The following tasks need to be completed:

• Create a working mkfs program
• Create a working yourfs.h and yourfs.c
• Running the test program finds no errors.
• All code compiles without warnings.
• No subdirectories need to be supported; However, if subdirectories are present in the directory given to the mkfs tool, they need to be ignored by the tool, and your mkfs program should still function correctly.
• The readdir functionality does not need to be completed.

Optional 1: Readdir

For extra credit, implement the directory listing functionality in yourfs.h and yourfs.c.

yourfs_dir_open
yourfs_dir_close
yourfs_dir_getentry

See yourfs.h for more information. The special files . and=..= should not be returned by your yourfs_dir_getentry function.

Optional 2: Subdirectories

For extra credit, implement subdirectories. Subdirectories should be able to nest to an arbitrary depth.

Self-Evaluation

To help you to develop and test your code, a program testfs is provided. The idea is that given a directory containing files (and possibly other subdirectories), and an image file (created by mkfs) which contains the same files and directories, testfs will use your yourfs.c file to verify that all the files are present in the image and that the contents of the files etc. is correct (when accessed through your yourfs.c functions).

By default, the program only tests the minimal functionality (no subdirectories, no readdir). If you also want to test the optional functionality, pass -1 or -2 to the test program.

To grade the homework, the same testfs program will be used.

Help and hints

• A program to test your mkfs tool and yourfs.c and yourfs.h files is provided.

• The valgrind tool can help you find bugs in your program. http://valgrind.org/

It can be installed using apt-get under ubuntu.

• In the yourfs_xxx_open functions, you can malloc a yourfs_xxx_handle_t structure, and return it. Store enough information to identify the file or directory, so when later your yourfs_xxx_read function is called, you can retrieve the information from the structure.
  
  In the yourfs_xxx_close function, you can free() the structure again.

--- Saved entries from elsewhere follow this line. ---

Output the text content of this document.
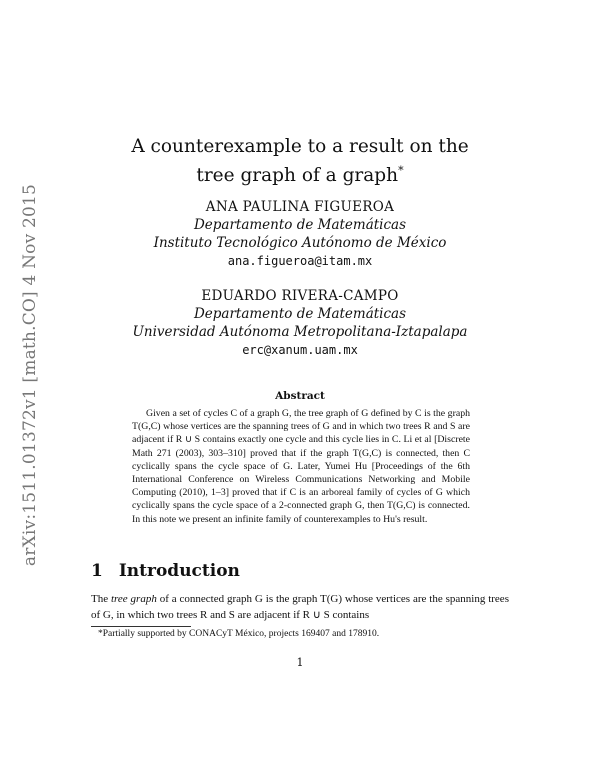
arXiv:1511.01372v1 [math.CO] 4 Nov 2015
A counterexample to a result on the
tree graph of a graph*
ANA PAULINA FIGUEROA
Departamento de Matemáticas
Instituto Tecnológico Autónomo de México
ana.figueroa@itam.mx
EDUARDO RIVERA-CAMPO
Departamento de Matemáticas
Universidad Autónoma Metropolitana-Iztapalapa
erc@xanum.uam.mx
Abstract
Given a set of cycles C of a graph G, the tree graph of G defined by C is the graph T(G,C) whose vertices are the spanning trees of G and in which two trees R and S are adjacent if R ∪ S contains exactly one cycle and this cycle lies in C. Li et al [Discrete Math 271 (2003), 303–310] proved that if the graph T(G,C) is connected, then C cyclically spans the cycle space of G. Later, Yumei Hu [Proceedings of the 6th International Conference on Wireless Communications Networking and Mobile Computing (2010), 1–3] proved that if C is an arboreal family of cycles of G which cyclically spans the cycle space of a 2-connected graph G, then T(G,C) is connected. In this note we present an infinite family of counterexamples to Hu's result.
1 Introduction
The tree graph of a connected graph G is the graph T(G) whose vertices are the spanning trees of G, in which two trees R and S are adjacent if R ∪ S contains
*Partially supported by CONACyT México, projects 169407 and 178910.
1
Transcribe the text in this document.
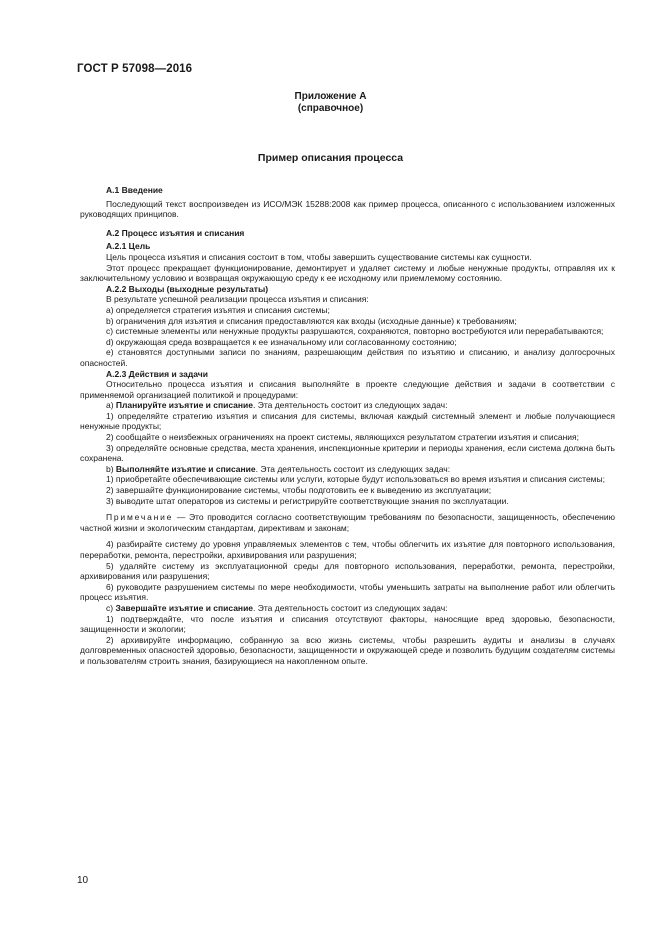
ГОСТ Р 57098—2016
Приложение А
(справочное)
Пример описания процесса

А.1 Введение

Последующий текст воспроизведен из ИСО/МЭК 15288:2008 как пример процесса, описанного с использованием изложенных руководящих принципов.

А.2 Процесс изъятия и списания

А.2.1 Цель

Цель процесса изъятия и списания состоит в том, чтобы завершить существование системы как сущности.

Этот процесс прекращает функционирование, демонтирует и удаляет систему и любые ненужные продукты, отправляя их к заключительному условию и возвращая окружающую среду к ее исходному или приемлемому состоянию.

А.2.2 Выходы (выходные результаты)

В результате успешной реализации процесса изъятия и списания:

а) определяется стратегия изъятия и списания системы;

b) ограничения для изъятия и списания предоставляются как входы (исходные данные) к требованиям;

с) системные элементы или ненужные продукты разрушаются, сохраняются, повторно востребуются или перерабатываются;

d) окружающая среда возвращается к ее изначальному или согласованному состоянию;

е) становятся доступными записи по знаниям, разрешающим действия по изъятию и списанию, и анализу долгосрочных опасностей.

А.2.3 Действия и задачи

Относительно процесса изъятия и списания выполняйте в проекте следующие действия и задачи в соответствии с применяемой организацией политикой и процедурами:

а) Планируйте изъятие и списание. Эта деятельность состоит из следующих задач:

1) определяйте стратегию изъятия и списания для системы, включая каждый системный элемент и любые получающиеся ненужные продукты;

2) сообщайте о неизбежных ограничениях на проект системы, являющихся результатом стратегии изъятия и списания;

3) определяйте основные средства, места хранения, инспекционные критерии и периоды хранения, если система должна быть сохранена.

b) Выполняйте изъятие и списание. Эта деятельность состоит из следующих задач:

1) приобретайте обеспечивающие системы или услуги, которые будут использоваться во время изъятия и списания системы;

2) завершайте функционирование системы, чтобы подготовить ее к выведению из эксплуатации;

3) выводите штат операторов из системы и регистрируйте соответствующие знания по эксплуатации.

Примечание — Это проводится согласно соответствующим требованиям по безопасности, защищенность, обеспечению частной жизни и экологическим стандартам, директивам и законам;

4) разбирайте систему до уровня управляемых элементов с тем, чтобы облегчить их изъятие для повторного использования, переработки, ремонта, перестройки, архивирования или разрушения;

5) удаляйте систему из эксплуатационной среды для повторного использования, переработки, ремонта, перестройки, архивирования или разрушения;

6) руководите разрушением системы по мере необходимости, чтобы уменьшить затраты на выполнение работ или облегчить процесс изъятия.

с) Завершайте изъятие и списание. Эта деятельность состоит из следующих задач:

1) подтверждайте, что после изъятия и списания отсутствуют факторы, наносящие вред здоровью, безопасности, защищенности и экологии;

2) архивируйте информацию, собранную за всю жизнь системы, чтобы разрешить аудиты и анализы в случаях долговременных опасностей здоровью, безопасности, защищенности и окружающей среде и позволить будущим создателям системы и пользователям строить знания, базирующиеся на накопленном опыте.

10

• If you do not implement subdirectories, you can ignore the yourfs_dir_handle_t parameter as it will always be equal to YOURFS_ROOT_DIRECTORY.

• In case you do implement subdirectories: take some time to think about how to best implement this. Hint: even if you don't allow subdirectories, there will at least be one directory in your file system
  the root directory. So, maybe, adding support for subdirectories should not be that much work since you will already have code to handle the root directory.